My DH101 class this year was my biggest yet, with 45 undergrads. I suppose that’s not huge compared with many other classes, but DH101 is very hands-on. I am fortunate enough to have a TA, the awesome Francesca Albrezzi, who runs separate weekly labs. Still, I often have to teach students to do technical things in a large-group setting, and the size of the class this year prompted me to rethink how I do this.
As I see it, many of my students’ biggest problem with computers is their own anxiety. Obviously, I have a self-selecting group, since I teach a class with “digital” in the title, but even so, many of my students tell me that they are just “not technical.” Many of them are so convinced of this that they see any failure to get something to work as confirmation of what they already knew: they’re just not good with computers.
And since this is UCLA, the vast majority of my students do not fit the stereotype of the Silicon Valley programmer. This is awesome for the class, since we have so many different voices in the room. But it also puts many of my students at risk for stereotype threat, in which students’ performance suffers because they fear their mistakes will be seen as representative of their entire race or gender.

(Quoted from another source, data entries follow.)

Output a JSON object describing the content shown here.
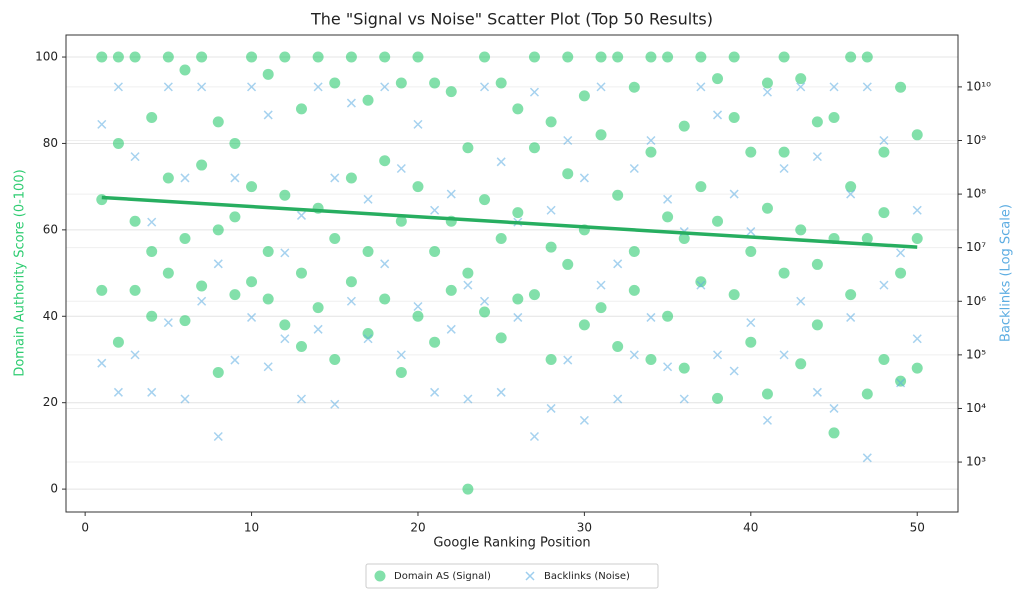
{
  "chart_data": {
    "type": "scatter",
    "title": "The \"Signal vs Noise\" Scatter Plot (Top 50 Results)",
    "x_label": "Google Ranking Position",
    "y_label": "Domain Authority Score (0-100)",
    "y2_label": "Backlinks (Log Scale)",
    "xlim": [
      -1.15,
      52.45
    ],
    "xticks": [
      0,
      10,
      20,
      30,
      40,
      50
    ],
    "ylim": [
      -5.3,
      105.1
    ],
    "yticks": [
      0,
      20,
      40,
      60,
      80,
      100
    ],
    "y2lim": [
      117,
      93000000000
    ],
    "y2_log": true,
    "y2ticks": [
      {
        "value": 1000,
        "label": "10³"
      },
      {
        "value": 10000,
        "label": "10⁴"
      },
      {
        "value": 100000,
        "label": "10⁵"
      },
      {
        "value": 1000000,
        "label": "10⁶"
      },
      {
        "value": 10000000,
        "label": "10⁷"
      },
      {
        "value": 100000000,
        "label": "10⁸"
      },
      {
        "value": 1000000000,
        "label": "10⁹"
      },
      {
        "value": 10000000000,
        "label": "10¹⁰"
      }
    ],
    "grid": true,
    "legend": "bottom",
    "series": [
      {
        "name": "Domain AS (Signal)",
        "color": "#2ecc71",
        "marker": "circle",
        "x": [
          1,
          1,
          1,
          2,
          2,
          2,
          3,
          3,
          3,
          4,
          4,
          4,
          5,
          5,
          5,
          6,
          6,
          6,
          7,
          7,
          7,
          8,
          8,
          8,
          9,
          9,
          9,
          10,
          10,
          10,
          11,
          11,
          11,
          12,
          12,
          12,
          13,
          13,
          13,
          14,
          14,
          14,
          15,
          15,
          15,
          16,
          16,
          16,
          17,
          17,
          17,
          18,
          18,
          18,
          19,
          19,
          19,
          20,
          20,
          20,
          21,
          21,
          21,
          22,
          22,
          22,
          23,
          23,
          23,
          24,
          24,
          24,
          25,
          25,
          25,
          26,
          26,
          26,
          27,
          27,
          27,
          28,
          28,
          28,
          29,
          29,
          29,
          30,
          30,
          30,
          31,
          31,
          31,
          32,
          32,
          32,
          33,
          33,
          33,
          34,
          34,
          34,
          35,
          35,
          35,
          36,
          36,
          36,
          37,
          37,
          37,
          38,
          38,
          38,
          39,
          39,
          39,
          40,
          40,
          40,
          41,
          41,
          41,
          42,
          42,
          42,
          43,
          43,
          43,
          44,
          44,
          44,
          45,
          45,
          45,
          46,
          46,
          46,
          47,
          47,
          47,
          48,
          48,
          48,
          49,
          49,
          49,
          50,
          50,
          50
        ],
        "values": [
          100,
          67,
          46,
          100,
          80,
          34,
          100,
          62,
          46,
          86,
          55,
          40,
          100,
          72,
          50,
          97,
          58,
          39,
          100,
          75,
          47,
          85,
          60,
          27,
          80,
          45,
          63,
          100,
          70,
          48,
          96,
          55,
          44,
          100,
          68,
          38,
          88,
          50,
          33,
          100,
          65,
          42,
          94,
          58,
          30,
          100,
          72,
          48,
          90,
          55,
          36,
          100,
          76,
          44,
          94,
          62,
          27,
          100,
          70,
          40,
          94,
          55,
          34,
          92,
          62,
          46,
          79,
          50,
          0,
          100,
          67,
          41,
          94,
          58,
          35,
          88,
          64,
          44,
          100,
          79,
          45,
          85,
          56,
          30,
          100,
          73,
          52,
          91,
          60,
          38,
          100,
          82,
          42,
          100,
          68,
          33,
          93,
          55,
          46,
          100,
          78,
          30,
          100,
          63,
          40,
          84,
          58,
          28,
          100,
          70,
          48,
          95,
          62,
          21,
          100,
          86,
          45,
          78,
          55,
          34,
          94,
          65,
          22,
          100,
          78,
          50,
          95,
          60,
          29,
          85,
          52,
          38,
          86,
          58,
          13,
          100,
          70,
          45,
          100,
          58,
          22,
          78,
          64,
          30,
          93,
          50,
          25,
          82,
          58,
          28
        ]
      },
      {
        "name": "Backlinks (Noise)",
        "color": "#5dade2",
        "marker": "x",
        "axis": "y2",
        "x": [
          1,
          1,
          2,
          2,
          3,
          3,
          4,
          4,
          5,
          5,
          6,
          6,
          7,
          7,
          8,
          8,
          9,
          9,
          10,
          10,
          11,
          11,
          12,
          12,
          13,
          13,
          14,
          14,
          15,
          15,
          16,
          16,
          17,
          17,
          18,
          18,
          19,
          19,
          20,
          20,
          21,
          21,
          22,
          22,
          23,
          23,
          24,
          24,
          25,
          25,
          26,
          26,
          27,
          27,
          28,
          28,
          29,
          29,
          30,
          30,
          31,
          31,
          32,
          32,
          33,
          33,
          34,
          34,
          35,
          35,
          36,
          36,
          37,
          37,
          38,
          38,
          39,
          39,
          40,
          40,
          41,
          41,
          42,
          42,
          43,
          43,
          44,
          44,
          45,
          45,
          46,
          46,
          47,
          47,
          48,
          48,
          49,
          49,
          50,
          50
        ],
        "values": [
          2000000000.0,
          70000,
          10000000000.0,
          20000,
          500000000.0,
          100000,
          30000000.0,
          20000,
          10000000000.0,
          400000,
          200000000.0,
          15000,
          10000000000.0,
          1000000.0,
          5000000.0,
          3000,
          200000000.0,
          80000,
          10000000000.0,
          500000,
          3000000000.0,
          60000,
          8000000.0,
          200000,
          40000000.0,
          15000,
          10000000000.0,
          300000,
          200000000.0,
          12000,
          5000000000.0,
          1000000.0,
          80000000.0,
          200000,
          10000000000.0,
          5000000.0,
          300000000.0,
          100000,
          2000000000.0,
          800000,
          50000000.0,
          20000,
          100000000.0,
          300000,
          2000000.0,
          15000,
          10000000000.0,
          1000000.0,
          400000000.0,
          20000,
          30000000.0,
          500000,
          8000000000.0,
          3000,
          50000000.0,
          10000,
          1000000000.0,
          80000,
          200000000.0,
          6000,
          10000000000.0,
          2000000.0,
          5000000.0,
          15000,
          300000000.0,
          100000,
          1000000000.0,
          500000,
          80000000.0,
          60000,
          20000000.0,
          15000,
          10000000000.0,
          2000000.0,
          3000000000.0,
          100000,
          100000000.0,
          50000,
          20000000.0,
          400000,
          8000000000.0,
          6000,
          300000000.0,
          100000,
          10000000000.0,
          1000000.0,
          500000000.0,
          20000,
          10000000000.0,
          10000,
          100000000.0,
          500000,
          10000000000.0,
          1200,
          1000000000.0,
          2000000.0,
          8000000.0,
          30000,
          50000000.0,
          200000
        ]
      }
    ],
    "trend": {
      "color": "#27ae60",
      "x": [
        1,
        50
      ],
      "values": [
        67.5,
        56
      ]
    }
  }
}
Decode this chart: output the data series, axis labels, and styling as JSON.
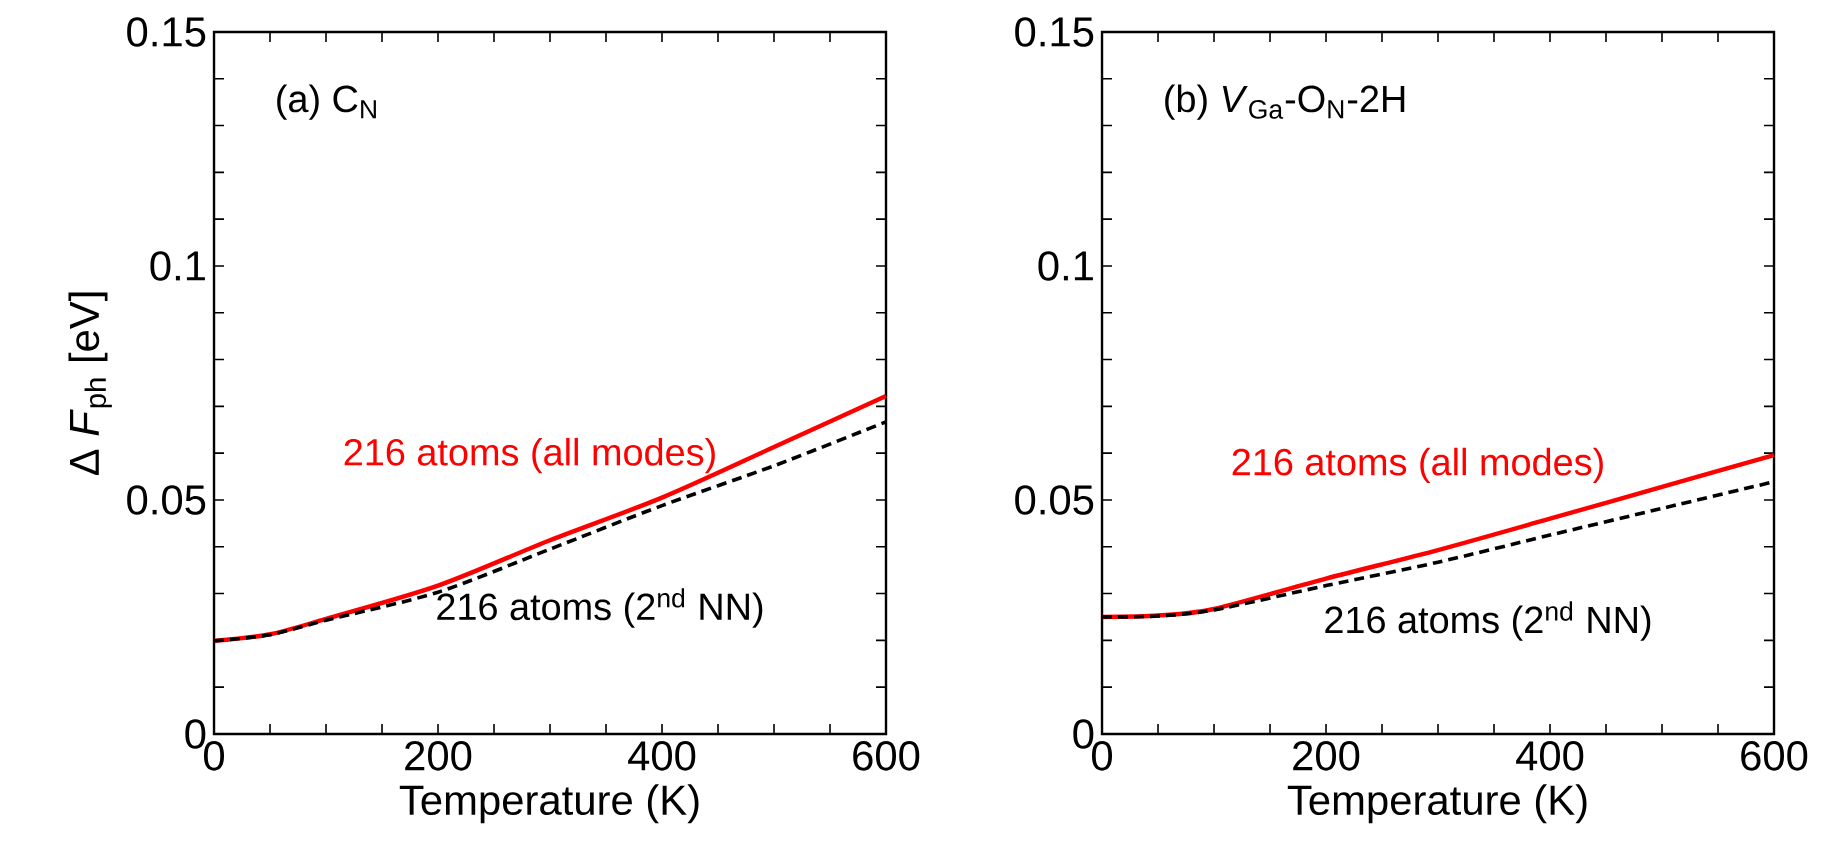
{
  "chart_data": [
    {
      "type": "line",
      "title": "(a) C$_{N}$",
      "xlabel": "Temperature (K)",
      "ylabel": "Δ *F*$_{ph}$ [eV]",
      "x": [
        0,
        50,
        100,
        200,
        300,
        400,
        500,
        600
      ],
      "xlim": [
        0,
        600
      ],
      "ylim": [
        0,
        0.15
      ],
      "xticks": [
        0,
        {
          "value": 50,
          "label": null
        },
        {
          "value": 100,
          "label": null
        },
        {
          "value": 150,
          "label": null
        },
        200,
        {
          "value": 250,
          "label": null
        },
        {
          "value": 300,
          "label": null
        },
        {
          "value": 350,
          "label": null
        },
        400,
        {
          "value": 450,
          "label": null
        },
        {
          "value": 500,
          "label": null
        },
        {
          "value": 550,
          "label": null
        },
        600
      ],
      "yticks": [
        0,
        {
          "value": 0.01,
          "label": null
        },
        {
          "value": 0.02,
          "label": null
        },
        {
          "value": 0.03,
          "label": null
        },
        {
          "value": 0.04,
          "label": null
        },
        0.05,
        {
          "value": 0.06,
          "label": null
        },
        {
          "value": 0.07,
          "label": null
        },
        {
          "value": 0.08,
          "label": null
        },
        {
          "value": 0.09,
          "label": null
        },
        0.1,
        {
          "value": 0.11,
          "label": null
        },
        {
          "value": 0.12,
          "label": null
        },
        {
          "value": 0.13,
          "label": null
        },
        {
          "value": 0.14,
          "label": null
        },
        0.15
      ],
      "series": [
        {
          "name": "216 atoms (all modes)",
          "color": "#ff0000",
          "line_style": "solid",
          "values": [
            0.0199,
            0.0213,
            0.0246,
            0.0317,
            0.0414,
            0.0505,
            0.0613,
            0.0722
          ]
        },
        {
          "name": "216 atoms (2$^{nd}$ NN)",
          "color": "#000000",
          "line_style": "dashed",
          "values": [
            0.0199,
            0.0212,
            0.0243,
            0.0303,
            0.0395,
            0.0488,
            0.0573,
            0.0667
          ]
        }
      ]
    },
    {
      "type": "line",
      "title": "(b) *V*$_{Ga}$-O$_{N}$-2H",
      "xlabel": "Temperature (K)",
      "x": [
        0,
        50,
        100,
        200,
        300,
        400,
        500,
        600
      ],
      "xlim": [
        0,
        600
      ],
      "ylim": [
        0,
        0.15
      ],
      "xticks": [
        0,
        {
          "value": 50,
          "label": null
        },
        {
          "value": 100,
          "label": null
        },
        {
          "value": 150,
          "label": null
        },
        200,
        {
          "value": 250,
          "label": null
        },
        {
          "value": 300,
          "label": null
        },
        {
          "value": 350,
          "label": null
        },
        400,
        {
          "value": 450,
          "label": null
        },
        {
          "value": 500,
          "label": null
        },
        {
          "value": 550,
          "label": null
        },
        600
      ],
      "yticks": [
        0,
        {
          "value": 0.01,
          "label": null
        },
        {
          "value": 0.02,
          "label": null
        },
        {
          "value": 0.03,
          "label": null
        },
        {
          "value": 0.04,
          "label": null
        },
        0.05,
        {
          "value": 0.06,
          "label": null
        },
        {
          "value": 0.07,
          "label": null
        },
        {
          "value": 0.08,
          "label": null
        },
        {
          "value": 0.09,
          "label": null
        },
        0.1,
        {
          "value": 0.11,
          "label": null
        },
        {
          "value": 0.12,
          "label": null
        },
        {
          "value": 0.13,
          "label": null
        },
        {
          "value": 0.14,
          "label": null
        },
        0.15
      ],
      "series": [
        {
          "name": "216 atoms (all modes)",
          "color": "#ff0000",
          "line_style": "solid",
          "values": [
            0.025,
            0.0253,
            0.0267,
            0.0332,
            0.0393,
            0.046,
            0.0528,
            0.0596
          ]
        },
        {
          "name": "216 atoms (2$^{nd}$ NN)",
          "color": "#000000",
          "line_style": "dashed",
          "values": [
            0.025,
            0.0252,
            0.0265,
            0.0317,
            0.0367,
            0.0425,
            0.0482,
            0.0539
          ]
        }
      ]
    }
  ]
}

I’ve seen a version of this happen in workshops countless times. The instructor issues directions while students try to keep up at each step. Some students accomplish each step quickly, but some students take a little longer to find the right menu item or remember where they’ve saved a file. No matter how often you tell students to please interrupt or raise a hand if they need help, most students won’t do this. They don’t want to slow everyone else down with what they’re sure is a stupid question. Eventually, these students stop trying to follow along, and the workshop becomes, in their minds, further evidence that they’re not cut out for this.
This is how I always taught workshops, and I just couldn’t seem to get past this problem. I made and printed detailed tutorials, enlisted people to circulate and watch students’ screens, and gave speeches about the importance of patience and asking questions — all to no avail. Some people ended up bored, others (including me) frustrated.
Finally, this year, I admitted it wasn’t working and tried something else. I’d always made detailed, illustrated tutorials for my students anyway — it’s how I think through the steps students need to take (and often it’s a way for me to learn the software myself). So this time, instead of standing in front of the class and walking the students through the steps as one, I seated the students in groups and instructed each student to go through the tutorial individually.
This is simple and head-smackingly obvious, but it has a number of positive effects. First, students can work at their own pace. College students, of course, are perfectly good at entertaining themselves on computers if they finish early, so there’s not as much pressure on the slower people to work quickly. Second, students can ask each other for help as a first line of defense. Duh. Of course they like to do that. It’s so much easier to lean over and ask a tablemate what you missed than to raise your hand in front of the whole class. Third, it’s fun for them. They can laugh and joke with each other, rather than sit in silence as I repeat information that’s right in front of them anyway.
The final missing piece was Post-It notes, a strategy I borrowed from Deb Verhoeven. (Thanks, Deb!) Every student starts with a green Post-It note on her laptop. That means everything’s OK. Run into a problem that they need me for? Swap it out for red. Finished? Swap it out for white.
It might sound a little silly, but it works great. It makes students laugh and reassures them that I’m there to help. And I can, at a glance, gauge how the room is doing. When students are done, I like to ask them to get up and help anyone who puts up a red flag. That assists me, of course, but I think it also conveys to students that their job is not just to learn a skill but to contribute to an environment where everyone can succeed.
I got 45 students to make pivot tables in Excel, build websites with HTML and CSS, and build network graphs with Gephi this way. And that’s not easy, in case you didn’t know! (Next time around, I’d like to use this class formation as a setting for them to solve problems that require creativity, rather than just follow my tutorials by rote.) I’ve started using this method whenever I teach workshops and I’ve been very happy with it. Even faculty members play along with the Post-It notes, because I think they see the logic to it, too.
I would love to hear what you do to teach technical skills! I know there are many different strategies for this.